How do first principles help avoid herd mentality in capital markets?

直樹 淳
直樹 淳
Researcher in AI, uses first principles for novel designs.

Simply put, herd mentality is about "following the crowd." You see others queuing up to buy something, and you join the queue, regardless of whether you actually need it, always thinking that if so many people are buying it, it must be right. In the stock market, it means seeing a stock surge, a crowd rushing in, and you rush in too, afraid of missing out; or seeing everyone selling, and you quickly sell too, afraid of being stuck with losses. Behind this is actually emotions (greed and fear) at play, rather than rational judgment.

So, what are first principles for? They tell you not to "follow the crowd," but to figure out for yourself "what something is truly worth."

For example, you see a long queue outside a popular internet-famous restaurant (herd mentality). With a "following the crowd" mindset, you'd think: "Wow, so many people, it must be delicious, I'll queue too!" But if you apply first principles, you'd first ignore the queue, and then ask yourself a few fundamental questions:

  1. What kind of cuisine does this restaurant serve? (What are the company's products/services?)
  2. Do I like this type of cuisine? Are the ingredients fresh? (Does this product have a market? Is the quality good?)
  3. What's the price? Do I think it's worth spending this money on this meal? (What is the company's valuation? Is the current stock price expensive or cheap?)
  4. Who is the chef? What's their reputation like? (Is the company's management team reliable? Does it have core competitiveness?)
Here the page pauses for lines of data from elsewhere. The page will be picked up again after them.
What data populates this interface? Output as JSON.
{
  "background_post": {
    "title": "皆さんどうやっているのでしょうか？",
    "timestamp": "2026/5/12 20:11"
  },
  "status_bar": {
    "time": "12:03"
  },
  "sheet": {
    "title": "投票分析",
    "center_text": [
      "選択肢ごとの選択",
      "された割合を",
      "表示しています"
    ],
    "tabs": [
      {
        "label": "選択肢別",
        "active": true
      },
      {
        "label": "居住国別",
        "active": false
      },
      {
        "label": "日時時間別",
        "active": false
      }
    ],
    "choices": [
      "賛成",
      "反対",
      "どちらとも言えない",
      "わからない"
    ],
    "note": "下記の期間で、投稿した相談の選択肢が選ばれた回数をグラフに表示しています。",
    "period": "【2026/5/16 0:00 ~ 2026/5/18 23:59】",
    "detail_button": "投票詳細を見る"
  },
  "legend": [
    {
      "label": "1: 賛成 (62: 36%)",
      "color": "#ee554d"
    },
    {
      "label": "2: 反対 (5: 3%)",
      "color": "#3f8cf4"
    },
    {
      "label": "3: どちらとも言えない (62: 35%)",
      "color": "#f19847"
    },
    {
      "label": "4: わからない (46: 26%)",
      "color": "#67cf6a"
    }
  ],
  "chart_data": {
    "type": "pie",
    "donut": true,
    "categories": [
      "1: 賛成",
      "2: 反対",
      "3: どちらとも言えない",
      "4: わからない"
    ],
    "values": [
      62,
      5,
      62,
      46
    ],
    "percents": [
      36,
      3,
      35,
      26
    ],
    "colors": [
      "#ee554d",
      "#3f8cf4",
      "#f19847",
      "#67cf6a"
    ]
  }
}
Only by understanding these fundamental questions can you independently judge whether this restaurant is worth queuing for.

Returning to the capital market, first principles guide you back to the essence of business, treating a listed company as a business. You're not buying a string of code or a fluctuating price; you're buying a partial ownership of this company.

So, when everyone in the market is frantically snatching up a certain stock (herd mentality), you'll calm down, disregarding how lively the stock price is, and instead research:

  • What does this company do? Where is its moat?
  • Is it profitable? What's its earning capability like? (Check its financial reports)
  • Does its industry have a future?
  • Is the current price, relative to its future earning potential, too expensive or very cheap?

Once you've thoroughly researched these fundamental questions, you'll have a clear measure in your mind.

If, after your research, you find the company is just an empty shell, purely speculative, then no matter how lively the market is or how high it rises, you won't be tempted, because you know it's a bubble, and getting in means becoming the "last buyer" (holding the bag). This successfully helps you avoid the frenzy of the herd.

Conversely, if you find a company is excellent but is neglected by the market due to some short-term reasons, and everyone is selling (which is also a form of herd mentality). But your research tells you that its intrinsic value is far higher than its current stock price, you'll have the confidence to buy when others are fearful.

In essence, first principles give you a pair of "X-ray glasses," allowing you to see through the market's superficial excitement and panic, to perceive a company's true framework (intrinsic value). With this, you won't be easily swayed by the surrounding herd, because your decisions are based on facts and logic, not on others' emotions.